Sleep expert reveals the surprisingly early time you should have your last caffeinated drink

Last time to drink caffeine for sleep
(Image credit: Getty)

What does your bedtime routine look like? Does it veer more towards a relaxing a bath and breathing exercises or a brew and books?

Well if it’s the latter, you may want to think again. As according to a leading sleep expert we need to call cut on our coffee machine and create a kill time for our kettle at a surprisingly early time in order to create optimal conditions for shut eye.

Drawing up the 10 Commandments of Good Sleep Professor Jason Ellis – Professor in Psychology at Northumbria University and Director of the Northumbria Centre for Sleep Research – puts avoiding stimulants at number 4.

And while having a cuppa or firing up a coffee pod seems the most natural thing in the world after a hard day’s work, Professor Ellis argues that we should actually have our last caffeinated drink a full eight hours before we go to bed.
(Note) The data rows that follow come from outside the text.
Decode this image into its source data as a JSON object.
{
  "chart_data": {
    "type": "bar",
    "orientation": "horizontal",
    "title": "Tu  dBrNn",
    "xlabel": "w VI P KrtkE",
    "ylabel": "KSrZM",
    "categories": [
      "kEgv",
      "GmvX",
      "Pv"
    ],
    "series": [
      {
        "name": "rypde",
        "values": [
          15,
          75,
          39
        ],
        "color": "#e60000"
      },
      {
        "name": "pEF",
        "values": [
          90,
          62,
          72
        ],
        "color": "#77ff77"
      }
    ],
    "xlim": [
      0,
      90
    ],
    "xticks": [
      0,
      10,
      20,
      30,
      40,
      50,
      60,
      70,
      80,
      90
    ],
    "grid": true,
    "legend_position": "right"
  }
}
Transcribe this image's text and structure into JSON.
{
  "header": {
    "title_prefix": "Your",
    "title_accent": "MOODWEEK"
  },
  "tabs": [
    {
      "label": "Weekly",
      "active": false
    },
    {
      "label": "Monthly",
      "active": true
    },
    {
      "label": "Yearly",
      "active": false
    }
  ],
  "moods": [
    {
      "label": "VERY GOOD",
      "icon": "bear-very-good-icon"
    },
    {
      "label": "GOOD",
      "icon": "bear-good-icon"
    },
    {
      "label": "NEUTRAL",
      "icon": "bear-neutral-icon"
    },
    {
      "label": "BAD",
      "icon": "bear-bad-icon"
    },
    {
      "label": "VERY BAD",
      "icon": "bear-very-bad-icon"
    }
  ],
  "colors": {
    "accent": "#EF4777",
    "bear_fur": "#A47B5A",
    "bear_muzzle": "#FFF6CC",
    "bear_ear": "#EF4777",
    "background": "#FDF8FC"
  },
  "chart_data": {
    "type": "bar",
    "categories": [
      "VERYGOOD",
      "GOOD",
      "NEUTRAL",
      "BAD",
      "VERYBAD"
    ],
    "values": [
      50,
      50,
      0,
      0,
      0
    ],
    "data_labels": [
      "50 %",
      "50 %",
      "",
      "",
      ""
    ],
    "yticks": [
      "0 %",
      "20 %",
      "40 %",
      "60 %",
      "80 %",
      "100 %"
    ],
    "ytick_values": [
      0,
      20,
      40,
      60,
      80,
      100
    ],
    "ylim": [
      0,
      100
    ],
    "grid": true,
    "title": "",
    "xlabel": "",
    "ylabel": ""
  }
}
He writes, ‘Although there are significant individual differences in how caffeine affects each of us, give yourself enough time between your last caffeine intake and your sleep time to make sure that it does not interfere with your ability to get off to sleep.’

So if you plan to turn the lights out at 10pm, you’ll need to have taken your last sip of builders at 2pm. Considering most working days finish at 5pm, we think this could feel like a pretty long 3-hour window.

MORE:How to cure insomnia: The natural ways to improve sleep disorders

Thankfully there are some amazing herbal teas on the market. Rooibos is a great alternative to regular black tea, while chicory coffee blended up with your favourite milk is also worth a try.

Commenting on the importance of good sleep hygiene, Professor Ellis says, “Over the past few years there’s been a growing awareness of the impact sleep can have on our physical and mental wellbeing and not just for those with sleep problems.

“With the wealth of studies, surveys and expert opinions, it has led to a lot of conflicting messages. By looking at the different advice and scientific evidence, it’s been possible to create a simple, best practice guide for achieving a healthy night’s sleep.

“The guide is simple to follow and shows how making a few changes to your routine over a 24 hour period can make a huge difference to your wellbeing.”